Der Anteil Christen unter den Sklaven war zu Beginn sehr klein. Wohl gingen die Sklaven sonntags mit ihren Besitzern in die Kirche, doch die Predigten dürften sie kaum berührt haben. Erst als sich religiöse Gelehrte in Amerika darauf einigten, dass Christen sehr wohl Sklaven sein durften, war der Weg für die Missionierung geebnet. Methodisten und Baptisten kamen mit ihrer bodenständigen Art des Gottesdienstes bei den Sklaven besonders gut an.

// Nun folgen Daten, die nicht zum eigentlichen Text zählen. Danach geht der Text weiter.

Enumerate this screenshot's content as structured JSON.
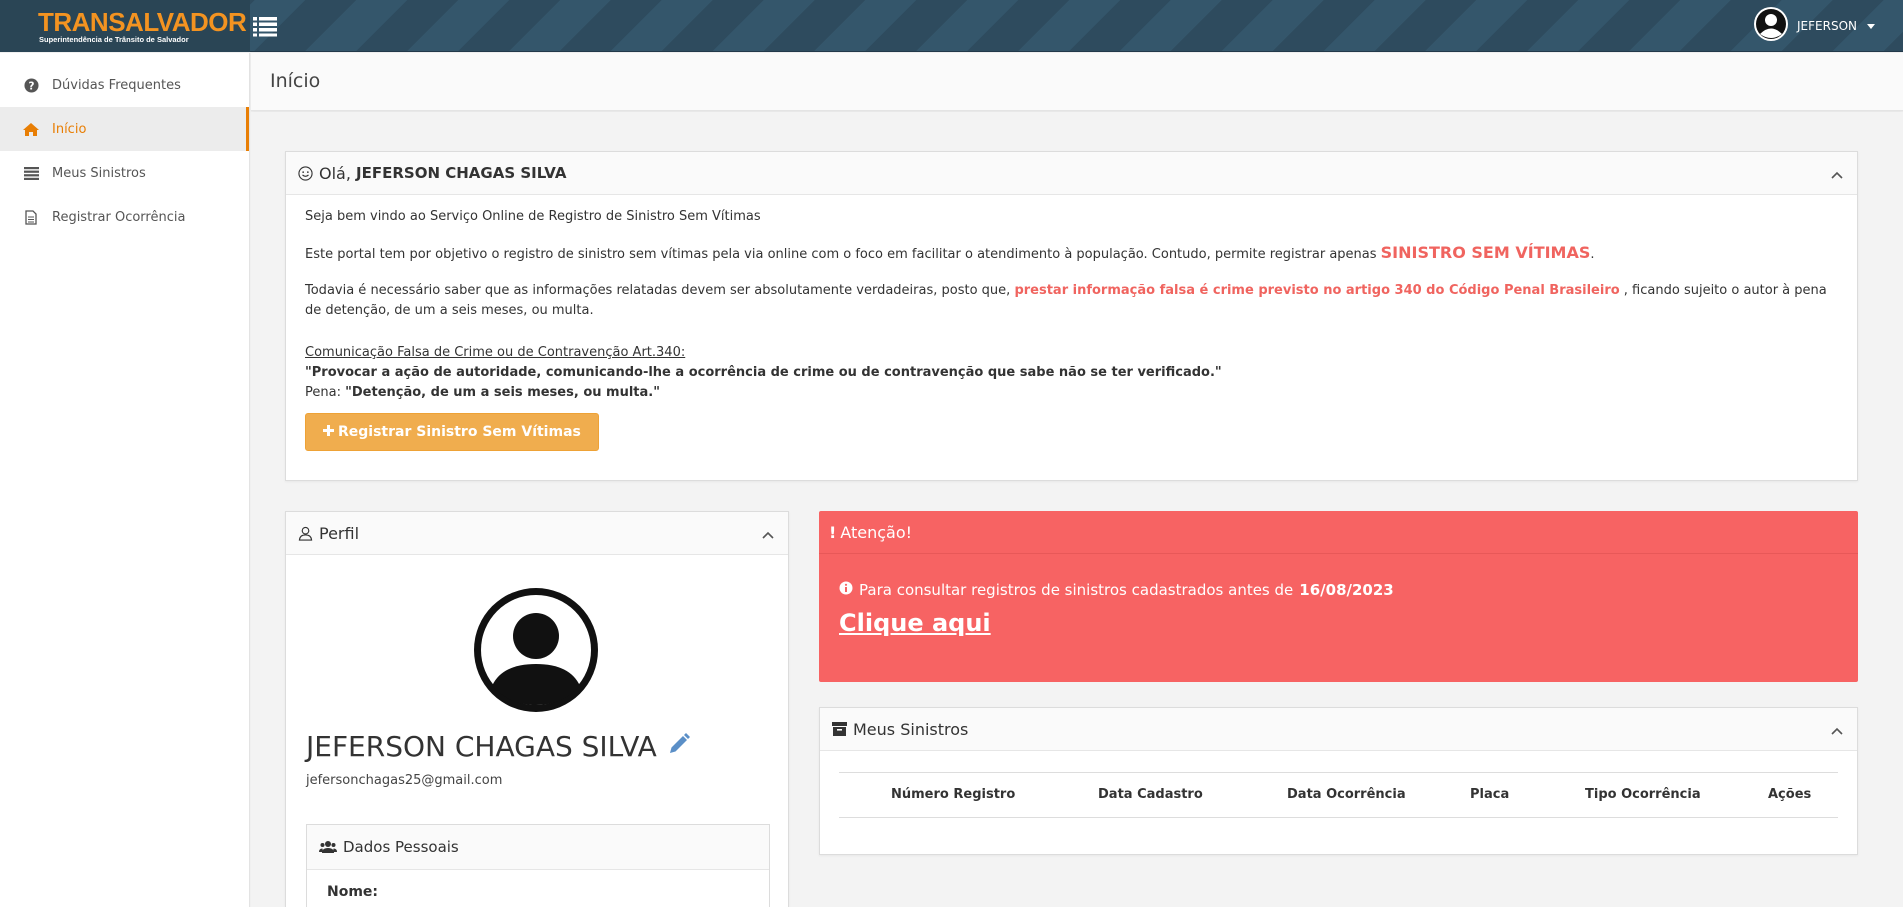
{
  "brand": {
    "name": "TRANSALVADOR",
    "subtitle": "Superintendência de Trânsito de Salvador",
    "color": "#f39321"
  },
  "header": {
    "user_name": "JEFERSON"
  },
  "sidebar": {
    "items": [
      {
        "label": "Dúvidas Frequentes",
        "icon": "question-circle-icon",
        "active": false
      },
      {
        "label": "Início",
        "icon": "home-icon",
        "active": true
      },
      {
        "label": "Meus Sinistros",
        "icon": "list-icon",
        "active": false
      },
      {
        "label": "Registrar Ocorrência",
        "icon": "file-icon",
        "active": false
      }
    ],
    "active_color": "#e87e04"
  },
  "page": {
    "title": "Início"
  },
  "welcome": {
    "greeting": "Olá,",
    "name": "JEFERSON CHAGAS SILVA",
    "p1": "Seja bem vindo ao Serviço Online de Registro de Sinistro Sem Vítimas",
    "p2_pre": "Este portal tem por objetivo o registro de sinistro sem vítimas pela via online com o foco em facilitar o atendimento à população. Contudo, permite registrar apenas",
    "p2_highlight": "SINISTRO SEM VÍTIMAS",
    "p2_post": ".",
    "p3_pre": "Todavia é necessário saber que as informações relatadas devem ser absolutamente verdadeiras, posto que,",
    "p3_highlight": "prestar informação falsa é crime previsto no artigo 340 do Código Penal Brasileiro",
    "p3_post": ", ficando sujeito o autor à pena de detenção, de um a seis meses, ou multa.",
    "law_title": "Comunicação Falsa de Crime ou de Contravenção Art.340:",
    "law_quote": "\"Provocar a ação de autoridade, comunicando-lhe a ocorrência de crime ou de contravenção que sabe não se ter verificado.\"",
    "penalty_label": "Pena:",
    "penalty_text": "\"Detenção, de um a seis meses, ou multa.\"",
    "button_label": "Registrar Sinistro Sem Vítimas",
    "highlight_color": "#f0645f"
  },
  "perfil": {
    "title": "Perfil",
    "name": "JEFERSON CHAGAS SILVA",
    "email": "jefersonchagas25@gmail.com",
    "dados_title": "Dados Pessoais",
    "nome_label": "Nome:"
  },
  "atencao": {
    "title": "Atenção!",
    "text": "Para consultar registros de sinistros cadastrados antes de",
    "date": "16/08/2023",
    "link": "Clique aqui",
    "color": "#f76363"
  },
  "sinistros": {
    "title": "Meus Sinistros",
    "columns": [
      "Número Registro",
      "Data Cadastro",
      "Data Ocorrência",
      "Placa",
      "Tipo Ocorrência",
      "Ações"
    ]
  }
}
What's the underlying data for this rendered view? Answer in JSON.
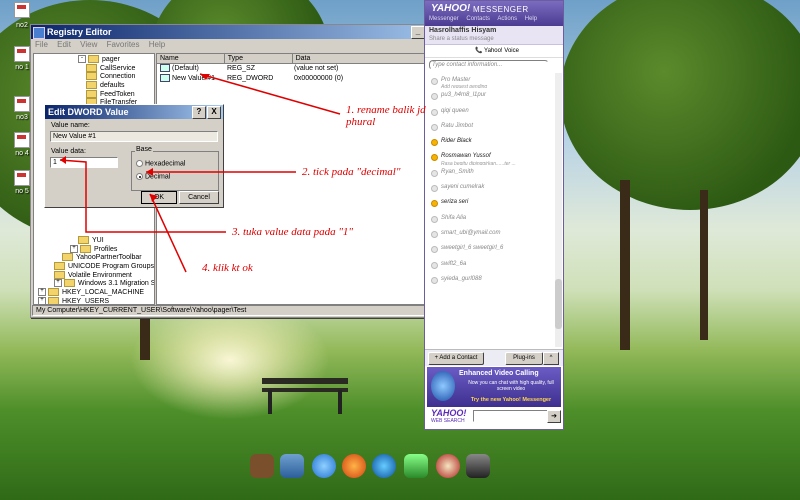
{
  "desktop": {
    "icons": [
      "no2",
      "no 1",
      "no3",
      "no 4",
      "no 5"
    ]
  },
  "regedit": {
    "title": "Registry Editor",
    "menu": [
      "File",
      "Edit",
      "View",
      "Favorites",
      "Help"
    ],
    "tree": [
      {
        "label": "pager",
        "indent": 5,
        "expander": "-"
      },
      {
        "label": "CallService",
        "indent": 6
      },
      {
        "label": "Connection",
        "indent": 6
      },
      {
        "label": "defaults",
        "indent": 6
      },
      {
        "label": "FeedToken",
        "indent": 6
      },
      {
        "label": "FileTransfer",
        "indent": 6
      }
    ],
    "tree_lower": [
      {
        "label": "YUI",
        "indent": 5
      },
      {
        "label": "Profiles",
        "indent": 4,
        "expander": "+"
      },
      {
        "label": "YahooPartnerToolbar",
        "indent": 3
      },
      {
        "label": "UNICODE Program Groups",
        "indent": 2
      },
      {
        "label": "Volatile Environment",
        "indent": 2
      },
      {
        "label": "Windows 3.1 Migration Status",
        "indent": 2,
        "expander": "+"
      },
      {
        "label": "HKEY_LOCAL_MACHINE",
        "indent": 0,
        "expander": "+"
      },
      {
        "label": "HKEY_USERS",
        "indent": 0,
        "expander": "+"
      },
      {
        "label": "HKEY_CURRENT_CONFIG",
        "indent": 0,
        "expander": "+"
      }
    ],
    "columns": [
      "Name",
      "Type",
      "Data"
    ],
    "values": [
      {
        "name": "(Default)",
        "type": "REG_SZ",
        "data": "(value not set)"
      },
      {
        "name": "New Value #1",
        "type": "REG_DWORD",
        "data": "0x00000000 (0)"
      }
    ],
    "status": "My Computer\\HKEY_CURRENT_USER\\Software\\Yahoo\\pager\\Test"
  },
  "dialog": {
    "title": "Edit DWORD Value",
    "value_name_label": "Value name:",
    "value_name": "New Value #1",
    "value_data_label": "Value data:",
    "value_data": "1",
    "base_label": "Base",
    "hex_label": "Hexadecimal",
    "dec_label": "Decimal",
    "ok": "OK",
    "cancel": "Cancel",
    "close": "X"
  },
  "messenger": {
    "logo": "YAHOO!",
    "title": "MESSENGER",
    "menu": [
      "Messenger",
      "Contacts",
      "Actions",
      "Help"
    ],
    "user": "Hasrolhaffis Hisyam",
    "status_placeholder": "Share a status message",
    "voice": "Yahoo! Voice",
    "search_placeholder": "Type contact information...",
    "contacts": [
      {
        "name": "Pro Master",
        "sub": "Add request pending",
        "online": false
      },
      {
        "name": "pu3_h4m8_l1pur",
        "online": false
      },
      {
        "name": "qiqi queen",
        "online": false
      },
      {
        "name": "Ratu Jimbot",
        "online": false
      },
      {
        "name": "Rider Black",
        "online": true
      },
      {
        "name": "Rosmawan Yussof",
        "sub": "Rasa begitu dipinggirkan......ter ...",
        "online": true
      },
      {
        "name": "Ryan_Smith",
        "online": false
      },
      {
        "name": "sayeni cumelrak",
        "online": false
      },
      {
        "name": "seriza seri",
        "online": true
      },
      {
        "name": "Shifa Alia",
        "online": false
      },
      {
        "name": "smart_ubi@ymail.com",
        "online": false
      },
      {
        "name": "sweetgirl_6 sweetgirl_6",
        "online": false
      },
      {
        "name": "swift2_6a",
        "online": false
      },
      {
        "name": "syieda_gurl088",
        "online": false
      }
    ],
    "add_contact": "Add a Contact",
    "plugins": "Plug-ins",
    "ad_title": "Enhanced Video Calling",
    "ad_text": "Now you can chat with high quality, full screen video",
    "ad_cta": "Try the new Yahoo! Messenger",
    "search_logo": "YAHOO!",
    "search_sub": "WEB SEARCH"
  },
  "annotations": {
    "a1": "1. rename balik jd phural",
    "a2": "2. tick pada \"decimal\"",
    "a3": "3. tuka value data pada \"1\"",
    "a4": "4. klik kt ok"
  },
  "colors": {
    "annotation": "#e00000",
    "titlebar": "#0a246a",
    "messenger_purple": "#4b3b91"
  }
}
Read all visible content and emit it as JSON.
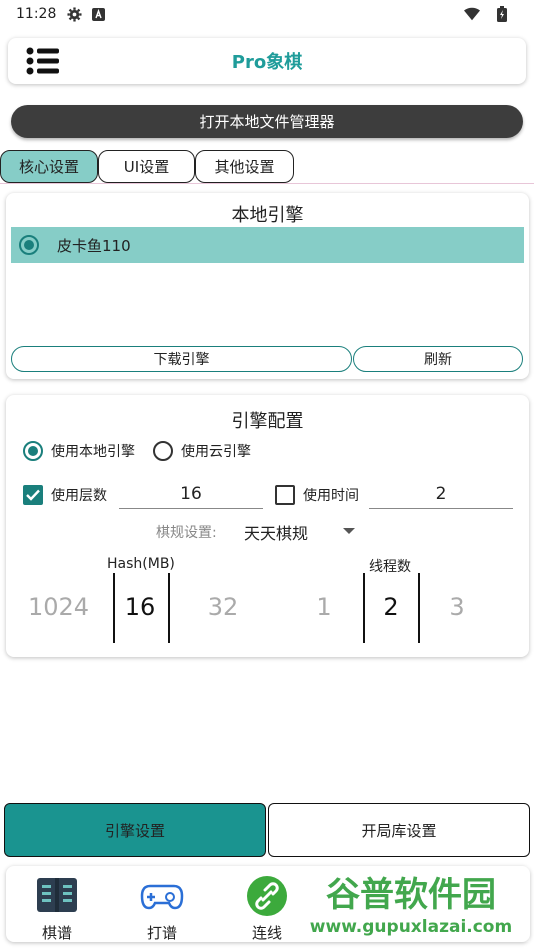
{
  "status": {
    "time": "11:28"
  },
  "appbar": {
    "title": "Pro象棋"
  },
  "file_manager_button": "打开本地文件管理器",
  "tabs": [
    {
      "label": "核心设置",
      "active": true
    },
    {
      "label": "UI设置",
      "active": false
    },
    {
      "label": "其他设置",
      "active": false
    }
  ],
  "local_engine": {
    "title": "本地引擎",
    "engines": [
      {
        "name": "皮卡鱼110",
        "selected": true
      }
    ],
    "download_label": "下载引擎",
    "refresh_label": "刷新"
  },
  "engine_config": {
    "title": "引擎配置",
    "use_local_label": "使用本地引擎",
    "use_cloud_label": "使用云引擎",
    "use_local_selected": true,
    "use_depth_label": "使用层数",
    "use_depth_checked": true,
    "depth_value": "16",
    "use_time_label": "使用时间",
    "use_time_checked": false,
    "time_value": "2",
    "rules_label": "棋规设置:",
    "rules_value": "天天棋规",
    "hash_label": "Hash(MB)",
    "hash_options": [
      "1024",
      "16",
      "32"
    ],
    "hash_selected": "16",
    "threads_label": "线程数",
    "thread_options": [
      "1",
      "2",
      "3"
    ],
    "thread_selected": "2"
  },
  "bottom_tabs": [
    {
      "label": "引擎设置",
      "active": true
    },
    {
      "label": "开局库设置",
      "active": false
    }
  ],
  "nav": [
    {
      "label": "棋谱",
      "icon": "book-icon"
    },
    {
      "label": "打谱",
      "icon": "gamepad-icon"
    },
    {
      "label": "连线",
      "icon": "link-icon"
    }
  ],
  "watermark": {
    "text": "谷普软件园",
    "url": "www.gupuxlazai.com"
  },
  "colors": {
    "accent": "#1a9490",
    "light_accent": "#86cdc7",
    "title_teal": "#1f9c9a"
  }
}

Gottesdienste mit Musik, Tanz und Gesang
Die Leidensgeschichte Jesu berührte die Sklaven sehr. Bald entstanden eigenständige schwarze Kirchen, die afrikanische Religiosität mit der christlichen Lehre vermischten. Da Musik, Tanz und Gesang untrennbar mit dem afrikanischen Alltag verbunden waren, wurden sie zu einem wichtigen Bestandteil der schwarzen Gottesdienste. In der rhythmischen Zwiesprache des Predigers mit der Gemeinde entwickelten sich spontan Lieder, die einen Bibeltext als zentrales Element hatten.
Trommel- und Tanzverbot
Sobald der weisse Klerus Gottesdienst-Elemente als heidnisch erkannte, wurden sie verboten. So verschwanden der Tanz, das Trommeln, die Fetische und Altäre. Aus dem Trommeln wurde das Klatschen oder Stampfen, Rhythmus fand sich im gesprochenen wie im gesungenen Wort. Die Intensität der Gottesdienste wurde wurde denn auch nicht durch das Christentum hervorgerufen, sondern konnte in einen Raum eindringen, in dem seit Jahrunderten jede Religionsausübung mit solcher Intensität betrieben worden war. Religion in sich zu kriegen, war oberstes Ziel.
Die afrikanischen Wurzeln
Im traditionellen Afrika fand das Musizieren grundsätzlich in der Gemeinschaft statt; die Trennung von Interpreten und Zuhörern war nicht bekannt. Musik und Tanz gehörten zusammen. Musik war eng mit allen Vorgängen im Leben der Gemeinschaft verwoben. Wir kennen Arbeitslieder, religiöse Tänze und Gesänge, Wiegenlieder, erotische Tanzlieder, Balladen und Märchenlieder, Kriegsgesänge, Liebeslieder und viele andere, die mit ganz bestimmten Handlungen, Vorgängen oder Absichten verknüpft sind. Man kann ohne Übertreibung sagen, dass das Leben in Afrika von der Geburt bis zur Totenfeier von Musik, Gesang und Tanz begleitet war.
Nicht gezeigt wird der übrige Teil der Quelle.